The reliability of a result (usually an empirical result such as a relation between variables found in a specific sample) pertains to the “representativeness” of the result found in a specific sample for the entire population. In other words, it says how probable it is that a similar result would be found if the data collection procedure (e.g., an experiment) was replicated with other samples drawn from the same population. We are rarely “ultimately” interested only in what is going on in one specific sample; we are interested in the sample only to the extent it can provide information about the population. If the study meets specific criteria (that allow us to apply the methods of statistical induction), then the reliability of a relation between variables observed in that sample can be quantitatively estimated and represented using a standard measure (technically called p-value or statistical significance level).

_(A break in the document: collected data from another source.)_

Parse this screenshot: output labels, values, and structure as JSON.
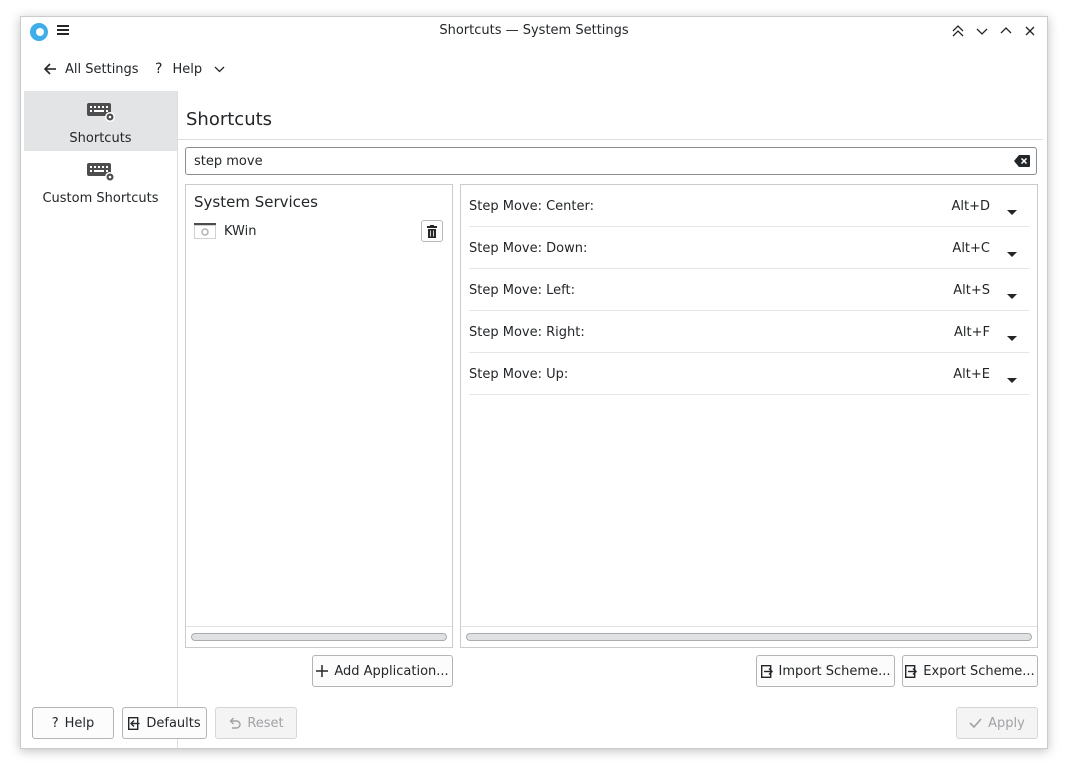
{
  "window": {
    "title": "Shortcuts — System Settings"
  },
  "toolbar": {
    "back_label": "All Settings",
    "help_label": "Help"
  },
  "sidebar": {
    "items": [
      {
        "label": "Shortcuts",
        "active": true
      },
      {
        "label": "Custom Shortcuts",
        "active": false
      }
    ]
  },
  "main": {
    "title": "Shortcuts",
    "search": {
      "value": "step move",
      "placeholder": ""
    },
    "left_panel": {
      "header": "System Services",
      "apps": [
        {
          "name": "KWin"
        }
      ]
    },
    "shortcuts": [
      {
        "name": "Step Move: Center:",
        "key": "Alt+D"
      },
      {
        "name": "Step Move: Down:",
        "key": "Alt+C"
      },
      {
        "name": "Step Move: Left:",
        "key": "Alt+S"
      },
      {
        "name": "Step Move: Right:",
        "key": "Alt+F"
      },
      {
        "name": "Step Move: Up:",
        "key": "Alt+E"
      }
    ],
    "add_application_label": "Add Application...",
    "import_scheme_label": "Import Scheme...",
    "export_scheme_label": "Export Scheme..."
  },
  "footer": {
    "help_label": "Help",
    "defaults_label": "Defaults",
    "reset_label": "Reset",
    "apply_label": "Apply"
  },
  "colors": {
    "accent": "#3daee9",
    "active_item_bg": "#e3e4e5",
    "text": "#232629",
    "disabled_text": "#a0a2a4"
  }
}
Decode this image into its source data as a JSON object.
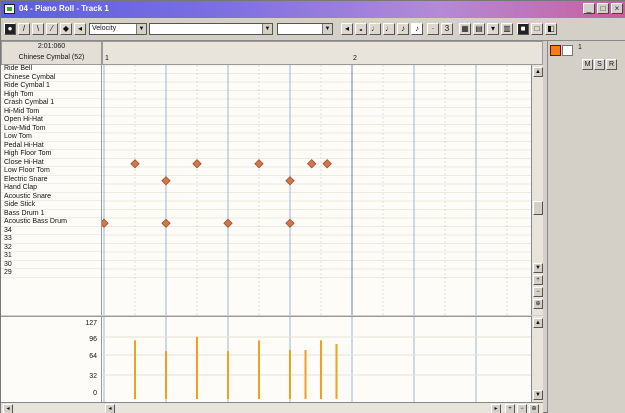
{
  "window": {
    "title": "04 - Piano Roll - Track 1"
  },
  "toolbar": {
    "controller": "Velocity",
    "dropdown2": "",
    "dropdown3": ""
  },
  "header": {
    "position": "2:01:060",
    "instrument": "Chinese Cymbal (52)"
  },
  "timeline": {
    "markers": [
      "1",
      "2"
    ]
  },
  "panel": {
    "track_number": "1",
    "buttons": [
      "M",
      "S",
      "R"
    ]
  },
  "drum_map": [
    "Ride Bell",
    "Chinese Cymbal",
    "Ride Cymbal 1",
    "High Tom",
    "Crash Cymbal 1",
    "Hi-Mid Tom",
    "Open Hi-Hat",
    "Low-Mid Tom",
    "Low Tom",
    "Pedal Hi-Hat",
    "High Floor Tom",
    "Close Hi-Hat",
    "Low Floor Tom",
    "Electric Snare",
    "Hand Clap",
    "Acoustic Snare",
    "Side Stick",
    "Bass Drum 1",
    "Acoustic Bass Drum",
    "34",
    "33",
    "32",
    "31",
    "30",
    "29"
  ],
  "notes": [
    {
      "row": 11,
      "time": 0.5
    },
    {
      "row": 11,
      "time": 1.5
    },
    {
      "row": 11,
      "time": 2.5
    },
    {
      "row": 11,
      "time": 3.35
    },
    {
      "row": 11,
      "time": 3.6
    },
    {
      "row": 13,
      "time": 1.0
    },
    {
      "row": 13,
      "time": 3.0
    },
    {
      "row": 18,
      "time": 0.0
    },
    {
      "row": 18,
      "time": 1.0
    },
    {
      "row": 18,
      "time": 2.0
    },
    {
      "row": 18,
      "time": 3.0
    }
  ],
  "velocity_scale": [
    "127",
    "96",
    "64",
    "32",
    "0"
  ],
  "velocities": [
    {
      "time": 0.5,
      "value": 98
    },
    {
      "time": 1.0,
      "value": 80
    },
    {
      "time": 1.5,
      "value": 104
    },
    {
      "time": 2.0,
      "value": 80
    },
    {
      "time": 2.5,
      "value": 98
    },
    {
      "time": 3.0,
      "value": 82
    },
    {
      "time": 3.25,
      "value": 82
    },
    {
      "time": 3.5,
      "value": 98
    },
    {
      "time": 3.75,
      "value": 92
    }
  ],
  "colors": {
    "note": "#d2774a",
    "velocity": "#f0a020",
    "grid_beat": "#9fb6cf",
    "grid_sub": "#d7dfe8"
  }
}
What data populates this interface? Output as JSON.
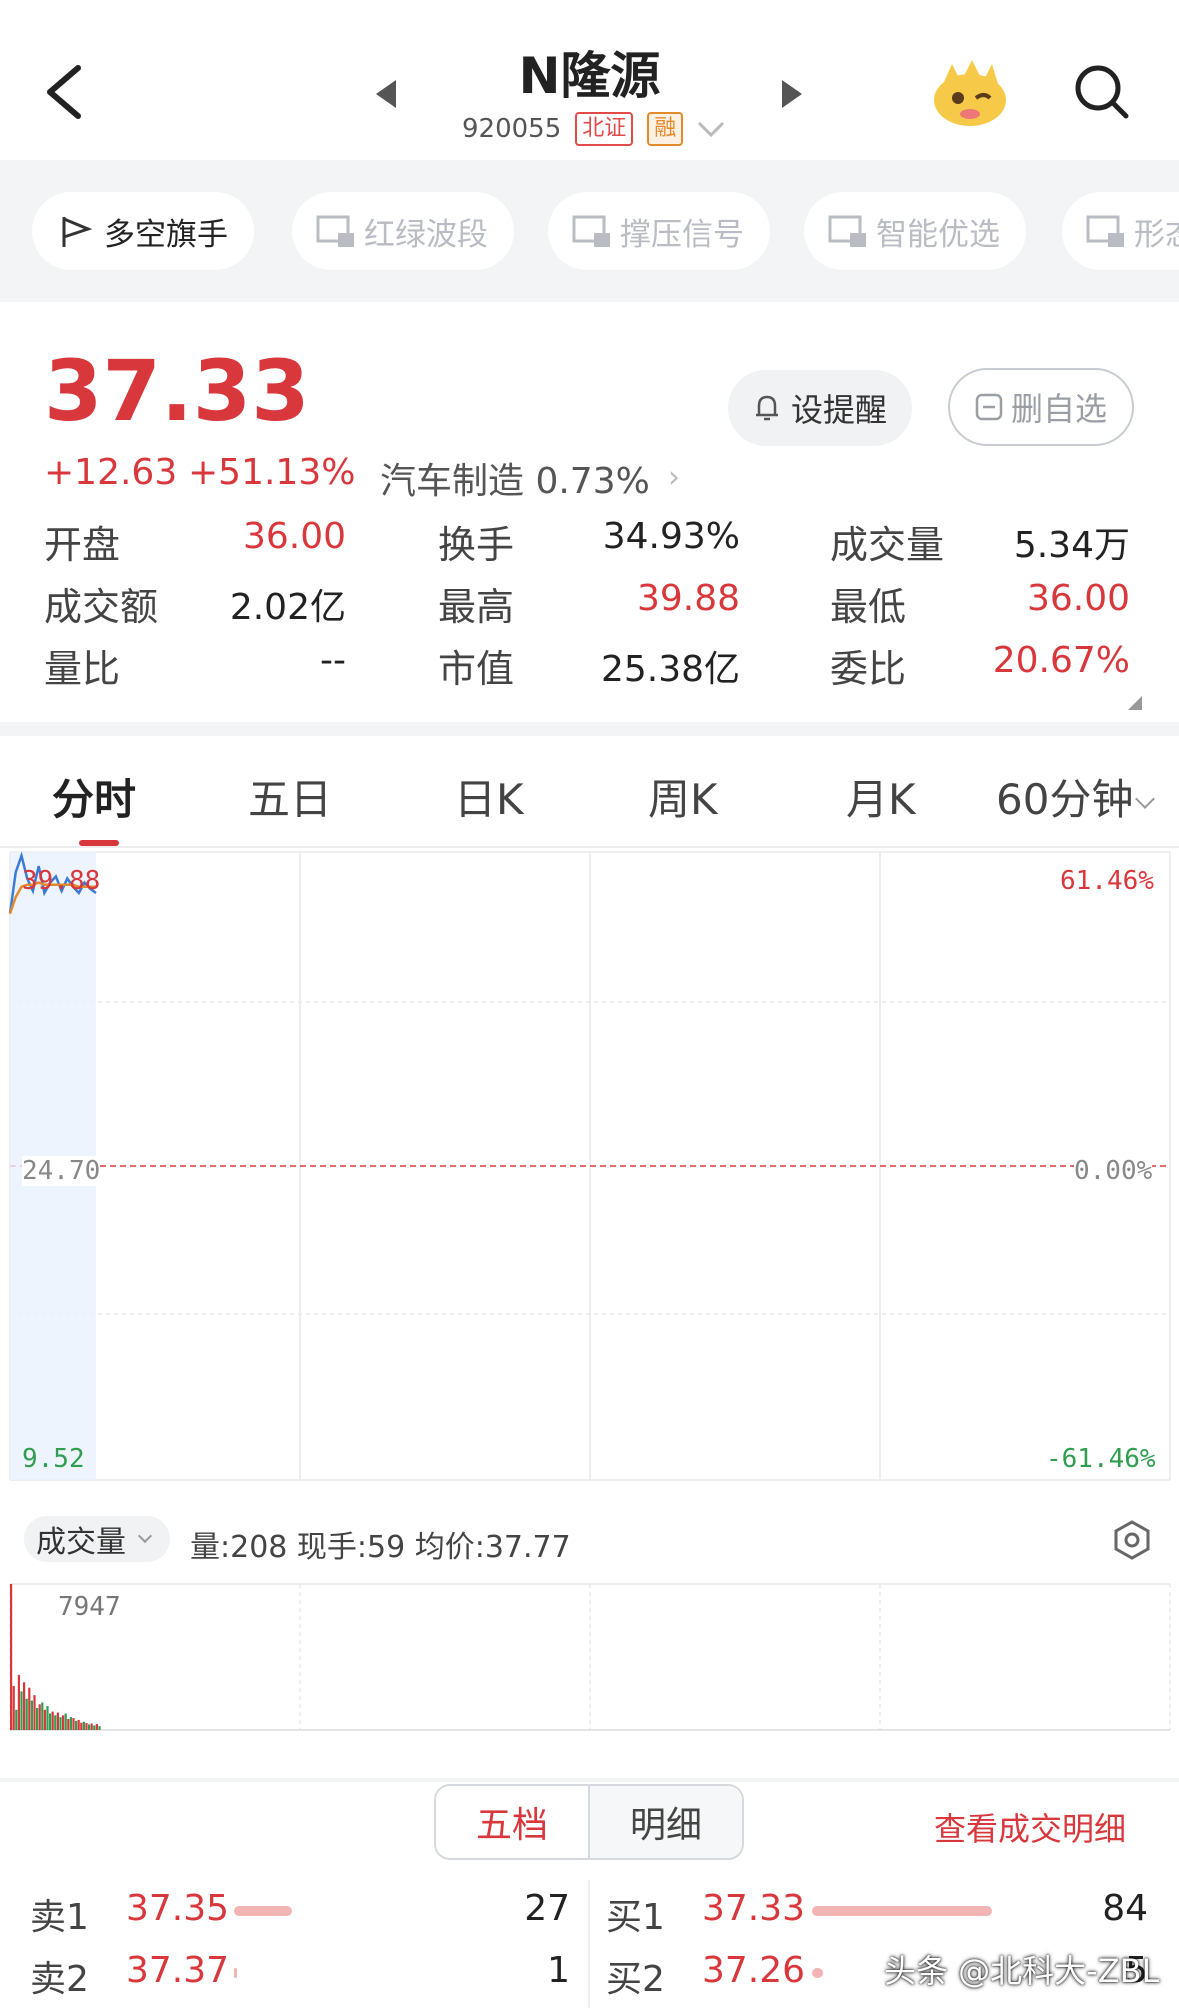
{
  "header": {
    "title": "N隆源",
    "code": "920055",
    "tags": [
      "北证",
      "融"
    ]
  },
  "tools": [
    "多空旗手",
    "红绿波段",
    "撑压信号",
    "智能优选",
    "形态"
  ],
  "quote": {
    "price": "37.33",
    "change": "+12.63",
    "change_pct": "+51.13%",
    "sector": "汽车制造 0.73%",
    "remind_label": "设提醒",
    "delete_watch_label": "删自选",
    "stats": [
      {
        "label": "开盘",
        "value": "36.00"
      },
      {
        "label": "换手",
        "value": "34.93%"
      },
      {
        "label": "成交量",
        "value": "5.34万"
      },
      {
        "label": "成交额",
        "value": "2.02亿"
      },
      {
        "label": "最高",
        "value": "39.88"
      },
      {
        "label": "最低",
        "value": "36.00"
      },
      {
        "label": "量比",
        "value": "--"
      },
      {
        "label": "市值",
        "value": "25.38亿"
      },
      {
        "label": "委比",
        "value": "20.67%"
      }
    ]
  },
  "period_tabs": [
    "分时",
    "五日",
    "日K",
    "周K",
    "月K",
    "60分钟"
  ],
  "chart_labels": {
    "high_price": "39.88",
    "high_pct": "61.46%",
    "base_price": "24.70",
    "base_pct": "0.00%",
    "low_price": "9.52",
    "low_pct": "-61.46%"
  },
  "chart_data": {
    "type": "line",
    "x": [
      0,
      1,
      2,
      3,
      4,
      5,
      6,
      7,
      8,
      9,
      10,
      11,
      12,
      13,
      14,
      15
    ],
    "series": [
      {
        "values": [
          36.9,
          38.9,
          39.7,
          38.6,
          38.0,
          39.2,
          37.9,
          38.4,
          38.7,
          38.0,
          38.6,
          38.2,
          37.9,
          38.4,
          38.1,
          37.9
        ]
      },
      {
        "values": [
          36.9,
          37.7,
          38.2,
          38.3,
          38.3,
          38.4,
          38.3,
          38.3,
          38.3,
          38.3,
          38.3,
          38.3,
          38.2,
          38.2,
          38.2,
          38.2
        ]
      }
    ],
    "ylim": [
      9.52,
      39.88
    ],
    "volume": [
      7947,
      2400,
      1100,
      3000,
      2100,
      2600,
      1700,
      2300,
      1600,
      1900,
      1200,
      1400,
      1500,
      1100,
      1300,
      900,
      1000,
      800,
      950,
      700,
      800,
      900,
      600,
      700,
      650,
      500,
      550,
      400,
      450,
      380,
      300,
      350,
      250,
      320,
      208
    ],
    "volume_colors": [
      "#d8383c",
      "#d8383c",
      "#2f9e4f",
      "#d8383c",
      "#2f9e4f",
      "#d8383c",
      "#2f9e4f",
      "#d8383c",
      "#2f9e4f",
      "#d8383c",
      "#2f9e4f",
      "#d8383c",
      "#2f9e4f",
      "#d8383c",
      "#2f9e4f",
      "#2f9e4f",
      "#d8383c",
      "#2f9e4f",
      "#d8383c",
      "#2f9e4f",
      "#d8383c",
      "#2f9e4f",
      "#d8383c",
      "#2f9e4f",
      "#d8383c",
      "#2f9e4f",
      "#d8383c",
      "#d8383c",
      "#2f9e4f",
      "#d8383c",
      "#2f9e4f",
      "#d8383c",
      "#2f9e4f",
      "#d8383c",
      "#2f9e4f"
    ],
    "volume_max_label": "7947"
  },
  "volume_bar": {
    "tag": "成交量",
    "info": "量:208  现手:59  均价:37.77"
  },
  "orderbook": {
    "tabs": [
      "五档",
      "明细"
    ],
    "view_detail": "查看成交明细",
    "sell": [
      {
        "label": "卖1",
        "price": "37.35",
        "qty": "27",
        "bar": 0.32
      },
      {
        "label": "卖2",
        "price": "37.37",
        "qty": "1",
        "bar": 0.01
      }
    ],
    "buy": [
      {
        "label": "买1",
        "price": "37.33",
        "qty": "84",
        "bar": 1.0
      },
      {
        "label": "买2",
        "price": "37.26",
        "qty": "5",
        "bar": 0.06
      }
    ]
  },
  "watermark": "头条 @北科大-ZBL",
  "colors": {
    "red": "#d8383c",
    "green": "#2f9e4f",
    "blue": "#3a7bd5",
    "orange": "#e38a2d"
  }
}
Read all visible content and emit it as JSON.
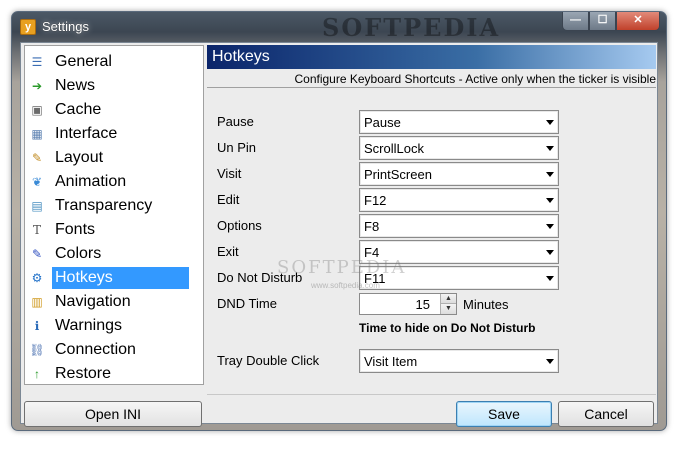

A reliable measure does not need to be a valid measure; some extremely reliable measures can have very low validity. For example, the height of a person might be a highly reliable (i.e., always the same across a number of measurements) but not very valid measure of the weight, because systematic factors other than the height determine the weight of a person. On the other hand, the reading on a bath scale that is placed on a soft surface (e.g., a carpet) may not be a highly reliable measure of the weight (because if the measurement is repeated for the same person, the reading will vary) but it may be fairly valid, since the outcome will depend systematically mostly on the true weight of the person, and differences between repeated measurements taken using this method are caused mostly by the random error (e.g., the angle at which the scale may tilt on the soft surface).